Question

A body moves with a velocity of $2m/s$ for $5s$ , then its velocity uniformly increases to $10m/s$ $5s$ . Thereafter its velocity begins to decrease at a uniform rate until it comes to rest after $10s$ . Plot a v-t graph and d-t graph for the motion of the body. Mark the portions of the graph when the motion is uniform and when the motion is non uniform. From the graph find the total distance moved by the body after $2s$ and $12s$ and in the last $10s$.

Answer 1

Hint: From the data we first need to draw the v-t graph and d-t graph. Then we need to use the laws of kinematics for uniform acceleration. We have to apply appropriate formulas for different cases and find out what is required. So let us start with the solutions.
Formula used: $v=u+at,s=ut+\dfrac{1}{2}a{{t}^{2}}$

Complete answer:
For the first 5s the velocity does not change with time, so the v-t graph will be parallel to the time axis and the d-t graph will be a straight line passing through the origin. Then its velocity increases uniformly for next 5s. Thus its v-t graph will be a straight line and d-t graph will be a curved line with tangent at each point giving the value of the velocity at that time. In the last 10s the velocity decreases uniformly and at last becomes zero.
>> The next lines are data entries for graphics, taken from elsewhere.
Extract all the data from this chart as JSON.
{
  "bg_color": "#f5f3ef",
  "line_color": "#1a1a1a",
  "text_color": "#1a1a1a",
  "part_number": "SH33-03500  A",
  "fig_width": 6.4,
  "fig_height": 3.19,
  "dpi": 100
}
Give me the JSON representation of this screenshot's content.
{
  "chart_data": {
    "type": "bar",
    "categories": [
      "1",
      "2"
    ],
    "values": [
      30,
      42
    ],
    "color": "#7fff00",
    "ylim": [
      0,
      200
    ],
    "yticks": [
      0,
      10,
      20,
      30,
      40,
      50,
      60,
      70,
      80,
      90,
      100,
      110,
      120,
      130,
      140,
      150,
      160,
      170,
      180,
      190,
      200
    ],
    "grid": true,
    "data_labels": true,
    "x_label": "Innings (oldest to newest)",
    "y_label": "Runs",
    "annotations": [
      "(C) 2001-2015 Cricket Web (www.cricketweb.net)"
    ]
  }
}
So the v-t graph will be a straight line with negative slope and the d-t graph will also be a curved line with negative slope.
The graphs are shown below.

From the v-t graph we can say that motion is uniform in AB part and not uniform in BC and CD parts.
Let the initial velocity be $u.$ Now after $2s$, as we can see from the v-t graph the distance travelled will be
${{S}_{1}}=u\times t=2\times 5=10m$.
Now to evaluate distance for $12s$ we need to find out the acceleration and retardation of the particle when the motion is not uniform.
In the point C the velocity $v=10m{{s}^{-1}}$ , so the acceleration in this part is given by
$a=\dfrac{v-u}{\vartriangle t}=\dfrac{10-2}{10-5}m{{s}^{-2}}=1.6m{{s}^{-2}}$ . Thus the distance travelled in this time interval is
\[{{S}_{2}}=ut+\dfrac{1}{2}a{{t}^{2}}=2\times 2+(\dfrac{1}{2}\times 1.6\times {{5}^{2}})m=24m\]
Now in the portion CD it travels with the retardation given by
$r=\dfrac{10-0}{20-10}m{{s}^{-2}}=1m{{s}^{-2}}$
The particle travels with this retardation for last $2s$ of $12s$. So the distance travelled in this $2s$is given by
${{S}_{3}}=10\times 2-(\dfrac{1}{2}\times 1\times {{2}^{2}})m=18m$
So the distance travelled in 12s is
${{S}_{1}}+{{S}_{2}}+{{S}_{3}}=10+24+18=52m$ .
In the last $10s$, the particle moves with retardation. So putting the values of different quantities from the graph and from earlier calculations we get
${{S}_{4}}=10\times 10-(\dfrac{1}{2}\times 1\times {{10}^{2}})m=50m$

Note:
The velocities and accelerations are different in different points of the graph, they should be calculated correctly. To calculate distance travelled in 12s, the approach of finding displacement by the area of the graph with the time axis will not work, we have to apply the kinematics equation for that. Again these equations are only valid for uniform accelerations.